Dwayne Johnson takes on his most dramatic role yet in Benny Safdie’s “The Smashing Machine,” playing UFC champion Mark Kerr. At the film’s Venice Film Festival press conference, the action star revealed that he’s been wanting to expand his repertoire for a while now.
“I have, for a long time, wanted this,” Johnson said, sitting alongside director Safdie and co-star Emily Blunt, who plays Kerr’s girlfriend Dawn. “The three of us have talked for a very long time about, when you’re in Hollywood — as we all know, it had become about box office. And you chase the box office, and the box office can be very loud and it can become very resounding and it can push you into a category and a corner. This is your lane and this is what you do and this is what Hollywood wants you to do.”
Johnson, who is best known for blockbusters like “Jumanji,” ‘Black Adam” and “Fast and Furious,” said he’s loved making those movies and “they were fun and some were really good and did well, and some not so good.” But he wanted something more.

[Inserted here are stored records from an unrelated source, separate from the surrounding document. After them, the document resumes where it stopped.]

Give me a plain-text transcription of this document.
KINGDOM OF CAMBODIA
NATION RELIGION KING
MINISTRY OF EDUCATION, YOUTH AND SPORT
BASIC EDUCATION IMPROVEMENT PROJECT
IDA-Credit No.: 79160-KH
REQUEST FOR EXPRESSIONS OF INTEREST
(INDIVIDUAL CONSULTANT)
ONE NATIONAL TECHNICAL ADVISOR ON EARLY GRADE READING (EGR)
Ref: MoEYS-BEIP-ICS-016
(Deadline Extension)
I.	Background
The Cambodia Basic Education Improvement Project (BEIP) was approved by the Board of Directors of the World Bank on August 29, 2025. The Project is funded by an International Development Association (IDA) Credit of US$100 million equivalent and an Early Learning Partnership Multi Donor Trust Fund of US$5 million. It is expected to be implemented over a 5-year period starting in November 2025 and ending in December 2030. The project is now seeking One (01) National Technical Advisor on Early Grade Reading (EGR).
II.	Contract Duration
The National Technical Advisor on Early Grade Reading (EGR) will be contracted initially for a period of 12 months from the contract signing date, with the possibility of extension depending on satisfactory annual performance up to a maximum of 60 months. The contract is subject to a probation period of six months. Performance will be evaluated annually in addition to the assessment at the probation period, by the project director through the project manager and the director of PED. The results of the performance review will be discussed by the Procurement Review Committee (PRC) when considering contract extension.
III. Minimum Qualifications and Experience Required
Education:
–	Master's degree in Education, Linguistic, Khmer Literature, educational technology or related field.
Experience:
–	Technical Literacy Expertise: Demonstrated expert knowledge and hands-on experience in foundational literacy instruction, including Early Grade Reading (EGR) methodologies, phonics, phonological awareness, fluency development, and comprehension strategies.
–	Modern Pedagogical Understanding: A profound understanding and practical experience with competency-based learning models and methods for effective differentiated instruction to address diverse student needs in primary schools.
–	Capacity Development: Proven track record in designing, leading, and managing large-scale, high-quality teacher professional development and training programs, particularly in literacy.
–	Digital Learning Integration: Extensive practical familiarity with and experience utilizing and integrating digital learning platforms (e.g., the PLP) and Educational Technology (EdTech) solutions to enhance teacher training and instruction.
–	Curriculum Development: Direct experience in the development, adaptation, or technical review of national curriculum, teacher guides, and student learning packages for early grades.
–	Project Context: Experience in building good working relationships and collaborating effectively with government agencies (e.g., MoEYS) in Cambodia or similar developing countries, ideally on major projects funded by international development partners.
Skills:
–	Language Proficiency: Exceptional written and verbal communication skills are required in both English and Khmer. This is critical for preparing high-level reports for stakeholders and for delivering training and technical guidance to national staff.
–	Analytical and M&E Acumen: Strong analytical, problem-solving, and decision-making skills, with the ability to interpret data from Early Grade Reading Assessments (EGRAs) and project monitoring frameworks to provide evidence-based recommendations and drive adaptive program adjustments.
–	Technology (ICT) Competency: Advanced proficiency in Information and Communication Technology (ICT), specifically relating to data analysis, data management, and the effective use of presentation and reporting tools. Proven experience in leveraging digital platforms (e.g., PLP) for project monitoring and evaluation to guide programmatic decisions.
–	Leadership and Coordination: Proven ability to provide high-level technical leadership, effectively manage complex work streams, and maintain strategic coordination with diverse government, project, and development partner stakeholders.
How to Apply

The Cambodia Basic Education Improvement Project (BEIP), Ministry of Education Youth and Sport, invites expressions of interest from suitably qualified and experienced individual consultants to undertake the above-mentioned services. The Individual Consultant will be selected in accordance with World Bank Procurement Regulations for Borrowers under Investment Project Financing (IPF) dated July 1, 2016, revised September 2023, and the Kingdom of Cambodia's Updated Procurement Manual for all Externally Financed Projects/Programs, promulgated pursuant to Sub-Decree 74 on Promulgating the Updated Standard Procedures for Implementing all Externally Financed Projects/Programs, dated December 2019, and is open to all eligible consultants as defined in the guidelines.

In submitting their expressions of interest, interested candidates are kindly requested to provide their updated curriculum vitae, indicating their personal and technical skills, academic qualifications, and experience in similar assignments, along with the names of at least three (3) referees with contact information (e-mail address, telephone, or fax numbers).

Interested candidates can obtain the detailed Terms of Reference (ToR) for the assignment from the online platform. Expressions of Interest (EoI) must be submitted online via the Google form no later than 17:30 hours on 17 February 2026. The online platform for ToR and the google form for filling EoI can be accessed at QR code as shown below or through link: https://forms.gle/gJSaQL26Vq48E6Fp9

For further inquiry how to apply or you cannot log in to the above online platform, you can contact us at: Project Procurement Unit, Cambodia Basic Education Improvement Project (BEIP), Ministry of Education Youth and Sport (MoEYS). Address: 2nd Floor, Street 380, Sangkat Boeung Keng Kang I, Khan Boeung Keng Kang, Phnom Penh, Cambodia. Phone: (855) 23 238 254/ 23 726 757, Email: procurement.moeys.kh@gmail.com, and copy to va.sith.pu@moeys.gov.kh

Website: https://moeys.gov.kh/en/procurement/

“I just had this burning desire and voice that was saying, ‘What if there is more and what if I can?’ Sometimes it’s hard for us to know what we’re capable of when we’ve been pigeonholed into something,” he said. I”t’s harder to know what you’re capable of, and sometimes it takes people that you know and love, like Emily and Benny, to say that you can. I looked around a few years ago and I started to think, you know, am I living my dream or am I living other people’s dreams? You come to that recognition and I think you can either fall in line or go, I want to live my dreams now and do what I wanna do … I’ve been scared to go deep and intense and raw until now, until I had this opportunity.”
“The Smashing Machine” chronicles Kerr’s triumphs in the ring, as well as his addiction to painkillers and tumultuous relationship with then-wife Dawn Staples (Blunt). Johnson is nearly unrecognizable in the film, undergoing pounds of prosthetics to portray the hulking two-time UFC Heavyweight champ.
“The Smashing Machine” marks the solo feature directorial debut of Benny Safdie, who worked with his older brother, Josh, on indie favorites like “Uncut Gems” and “Good Time.”